TOOLS FOR IMPROVING QUALITY – Class 5

Tools for improving quality include:  Evidence Based Medicine or Critical Pathways or Care Maps or Medical Guidelines, Benchmarking, Electronic Medical Records, Total Quality Management (TQM) and Continuous Quality Improvement (CQI).


  • Consider disease management – whether it should address entire populations or target just those individuals at greatest health risk. An article looked at a nonprofit health plan in Minnesota with 680,000 members, Health Partners, that did both by using technology to predict levels of risk combined with case management to increase the health plans profitability by lower hospital admissions – used education of patient, intervention, etc. Using technology to predict levels of risk combined with other things including nurse interviewing patients and assigning patients to a risk level from likely to be hospitalized within the next three months to beyond two years. Return on income increased.

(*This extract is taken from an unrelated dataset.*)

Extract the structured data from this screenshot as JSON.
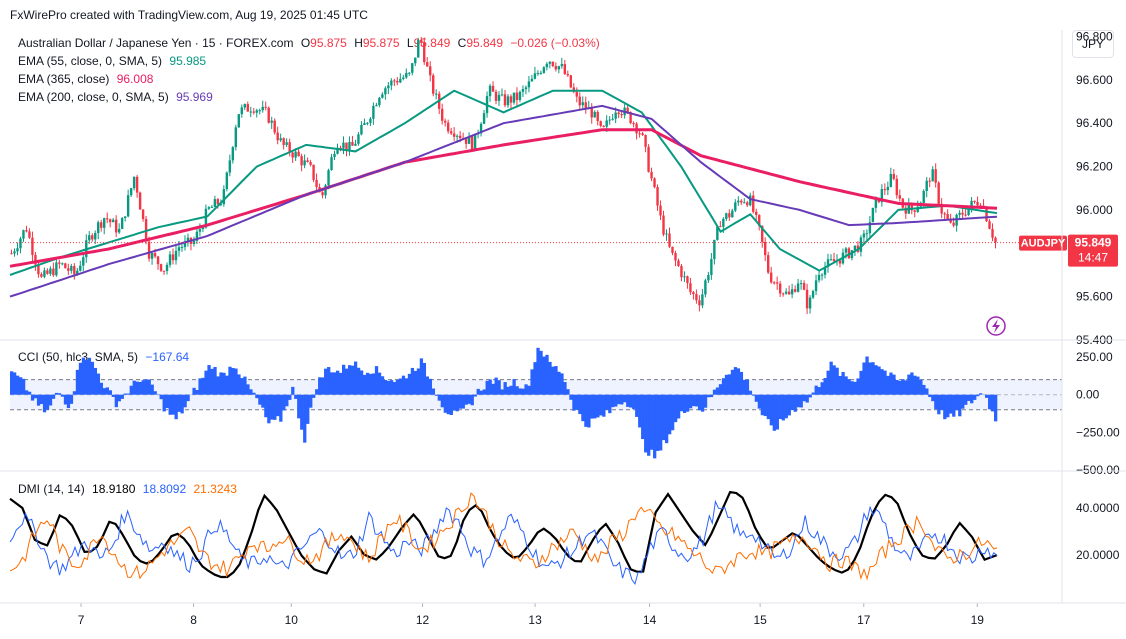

  • A glimpse of behind the scenes operationally of a OB/GYN practice in Massachusetts that has six doctors, four nurse midwives, three nurse practitioners who practice in two office locations and one hospital in Northampton, Mass. Malpractice premiums increased 50% last year. The use of information technology, using Greenway’s PrimeSuite system because it was user friendly and ability to integrate electronic medical record (EMR) with administrative, financial components, HIPAA compliance, train staff, resulted in overall improvements in practice organization, workflow, scheduling and billing. Time spent by staff processing charges and claims reduced by 50%, scheduling appointments decreased from 6 minutes to 2 minutes per appointment, register patients saved $10,000 in staff expense with new system, flexible, decreased accounts receivables from 62 days to 41 days, able to generate custom reports to track contracts and fee schedules of 25 different payers, proper coding (before 32% of codes were under-billed, 15% over-billed, 53% billed correctly and if were billed correctly with the old system, practice would have increased revenue by 9.5%). One of the most important reports run on the Greenway system is a report that compares billable providers to rendering care providers because when doctors contract with a payer they are assigned an identification number and because midwives and nurse practitioners are not always assigned individual numbers they often bill under their physician’s number; previously when run reports based on what billed, would identify charges provided by a nurse midwife but listed under a doctor’s name which impede ability to determine the productivity of the nurse midwives or nurse practitioners and now can run reports based on rendering care provider.